BETTER FOR YOU BUTTERNUT SQUASH SOUP
Makes 6 big bowls
olive oil cooking spray
2 medium butternut squashes, peeled and diced into 1" cubes
salt and pepper
1 teaspoon pumpkin pie spice
1 package silken tofu
1 teaspoon chipotle sauce (available at WF and most supermarkets, see example)
49 ounces canned low sodium organic chicken broth
1 pound baby spinach
1/2 cup chopped walnuts
1 tablespoon sugar
Preheat oven to 400 degrees
Lay a large sheet of aluminum foil on a cookie sheet. Spray with olive oil. Add butternut squash and sprinkle with salt, pepper, and pumpkin pie spice. Wrap the squash in the foil so it is tightly sealed. Bake for one hour. After an hour of baking unwrap the foil packet and bake for an additional 45 minutes allowing the squash to brown. This step can be done a day or two in advance.

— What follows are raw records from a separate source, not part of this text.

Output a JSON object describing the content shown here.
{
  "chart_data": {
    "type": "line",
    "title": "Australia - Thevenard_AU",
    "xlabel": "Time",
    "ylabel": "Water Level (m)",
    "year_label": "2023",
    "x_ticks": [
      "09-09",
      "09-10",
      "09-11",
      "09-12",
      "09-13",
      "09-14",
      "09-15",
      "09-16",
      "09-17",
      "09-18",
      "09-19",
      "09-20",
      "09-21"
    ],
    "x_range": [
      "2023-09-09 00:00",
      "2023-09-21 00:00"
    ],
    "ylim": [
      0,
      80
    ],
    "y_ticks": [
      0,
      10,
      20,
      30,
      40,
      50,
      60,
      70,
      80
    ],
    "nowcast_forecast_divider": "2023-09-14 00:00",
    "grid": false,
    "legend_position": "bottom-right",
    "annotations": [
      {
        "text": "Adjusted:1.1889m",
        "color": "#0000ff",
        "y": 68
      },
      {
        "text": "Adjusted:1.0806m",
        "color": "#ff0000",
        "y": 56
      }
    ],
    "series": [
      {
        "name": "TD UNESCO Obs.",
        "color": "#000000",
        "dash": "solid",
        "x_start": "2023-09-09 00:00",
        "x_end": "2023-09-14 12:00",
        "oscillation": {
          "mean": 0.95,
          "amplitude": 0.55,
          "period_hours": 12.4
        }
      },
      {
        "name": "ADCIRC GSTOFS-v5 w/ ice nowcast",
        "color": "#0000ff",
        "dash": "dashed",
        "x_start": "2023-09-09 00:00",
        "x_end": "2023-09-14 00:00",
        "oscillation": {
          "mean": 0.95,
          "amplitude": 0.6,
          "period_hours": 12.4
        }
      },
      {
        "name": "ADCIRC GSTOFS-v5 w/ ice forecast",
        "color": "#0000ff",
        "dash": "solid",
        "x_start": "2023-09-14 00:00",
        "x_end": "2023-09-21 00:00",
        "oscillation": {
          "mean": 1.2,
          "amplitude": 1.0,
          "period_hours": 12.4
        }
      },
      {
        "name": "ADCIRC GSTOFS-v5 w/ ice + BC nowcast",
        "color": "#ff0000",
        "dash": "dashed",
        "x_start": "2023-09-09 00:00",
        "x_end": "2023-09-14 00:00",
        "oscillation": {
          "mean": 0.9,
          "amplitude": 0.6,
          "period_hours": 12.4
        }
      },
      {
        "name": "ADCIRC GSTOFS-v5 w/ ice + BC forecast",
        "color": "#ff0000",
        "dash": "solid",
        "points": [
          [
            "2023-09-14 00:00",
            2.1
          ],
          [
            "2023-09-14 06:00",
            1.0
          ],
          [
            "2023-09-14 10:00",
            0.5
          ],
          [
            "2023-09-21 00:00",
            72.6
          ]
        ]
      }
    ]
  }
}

In a large pot add the roasted butternut squash, silken tofu, chipotle sauce, and 2 cups of broth. Using an immersion blender, blend until smooth (this can also be done in a traditional blender in batches). Once smooth add additional chicken broth until you reach your desired consistency. Allow to come to a simmer over a medium flame, stirring occasionally. Add spinach and continue to simmer until spinach is fully wilted. Remove from heat. Season with salt and pepper to taste.
Toast walnuts over medium heat in a dry saute pan (smallest one you have). In a small bowl dissolve the sugar in a couple tablespoons of boiling water. Once walnuts a fragrant (but not burnt) add the sugar water to the pan. Stir over medium heat until the water has evaporated and the nuts are dry. Remove from heat.
Ladle the soup into a bowl and top with a tablespoon of nuts. I served this soup with maple syrup infused cream on the side for my non-dieting hubby to stir in at his discretion. (To make the maple syrup infused cream simply bring a 1/3 cup of heavy cream and 2 tablespoons of pure maple syrup to a simmer).